Avrupa Birliği (AB) Türkiye Delegasyonundan Sivil Toplum, Temel Haklar, Yargı ve İçişleri Bölüm Başkanı Jean Barbe de etkinliğin açılış konuşmasını yaptı. Türkiye’deki sivil toplumun öneminden ve AB’nin sivil topluma verdiği destekten bahseden Barbe şunları söyledi: “Sivil toplum, demokrasinin bel kemiğidir. Vatandaşların siyasi süreçlere katılımını teşvik eden sivil toplum, sürdürülebilir kalkınma için vazgeçilmezdir. Avrupa Birliği, Türkiye'deki sivil toplumun çalışmalarını desteklemekten gurur duyuyor. Kadın haklarının ve toplumsal cinsiyet eşitliğinin ilerletilmesi, hem AB içinde hem de Türkiye gibi ortak ülkelerimizde bizim için en önemli önceliklerden biridir.”

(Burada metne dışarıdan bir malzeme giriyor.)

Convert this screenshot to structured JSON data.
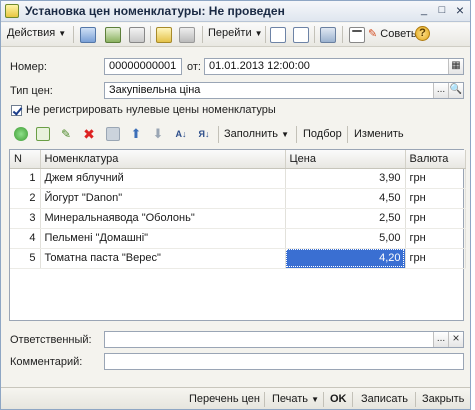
{
  "window": {
    "title": "Установка цен номенклатуры: Не проведен",
    "minimize": "_",
    "maximize": "□",
    "close": "×"
  },
  "toolbar": {
    "actions": "Действия",
    "goto": "Перейти",
    "tips": "Советы",
    "help": "?"
  },
  "form": {
    "number_label": "Номер:",
    "number_value": "00000000001",
    "date_label": "от:",
    "date_value": "01.01.2013 12:00:00",
    "price_type_label": "Тип цен:",
    "price_type_value": "Закупівельна ціна",
    "checkbox_label": "Не регистрировать нулевые цены номенклатуры",
    "dots": "...",
    "clear": "×"
  },
  "table_toolbar": {
    "fill": "Заполнить",
    "select": "Подбор",
    "change": "Изменить"
  },
  "table": {
    "columns": [
      "N",
      "Номенклатура",
      "Цена",
      "Валюта"
    ],
    "rows": [
      {
        "n": "1",
        "name": "Джем яблучний",
        "price": "3,90",
        "currency": "грн"
      },
      {
        "n": "2",
        "name": "Йогурт \"Danon\"",
        "price": "4,50",
        "currency": "грн"
      },
      {
        "n": "3",
        "name": "Минеральнаявода \"Оболонь\"",
        "price": "2,50",
        "currency": "грн"
      },
      {
        "n": "4",
        "name": "Пельмені \"Домашні\"",
        "price": "5,00",
        "currency": "грн"
      },
      {
        "n": "5",
        "name": "Томатна паста \"Верес\"",
        "price": "4,20",
        "currency": "грн"
      }
    ]
  },
  "footer_fields": {
    "responsible_label": "Ответственный:",
    "responsible_value": "",
    "comment_label": "Комментарий:",
    "comment_value": ""
  },
  "bottom_bar": {
    "price_list": "Перечень цен",
    "print": "Печать",
    "ok": "OK",
    "save": "Записать",
    "close": "Закрыть"
  },
  "colors": {
    "selection": "#3a6fd2",
    "window_bg": "#f4f3ee"
  }
}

Etkinlik, “Her Katkı Fark Yaratır: Eşitlik ve Kadının Güçlenmesi için Finansman” oturumu ile devam etti. Türkiye Aile Sağlığı ve Planlaması Vakfından Ayşe Tek, Kadın Balıkçılar Derneği’nden Huriye Goncuoğlu Bodur, SES Eşitlik ve Dayanışma Derneği Dr. Ayşe Yorgancıoğlu, eşit bir gelecek ve sürdürülebilir kalkınma için sivil toplum kuruluşlarına ve kadın örgütlerine finansal yatırımın önemini vurguladı. BM Kadın Birimi’nden Irmak İnan Çınar’ın moderatörlüğünde gerçekleşen oturumda katılımcılar, sivil toplumla ortaklıklar kurmanın, dayanışmanın ve ortak emeklerin kelebek etkisiyle çoğalarak daha fazla kadın ve kız çocuğuna dokunmasının önemini vurguladı.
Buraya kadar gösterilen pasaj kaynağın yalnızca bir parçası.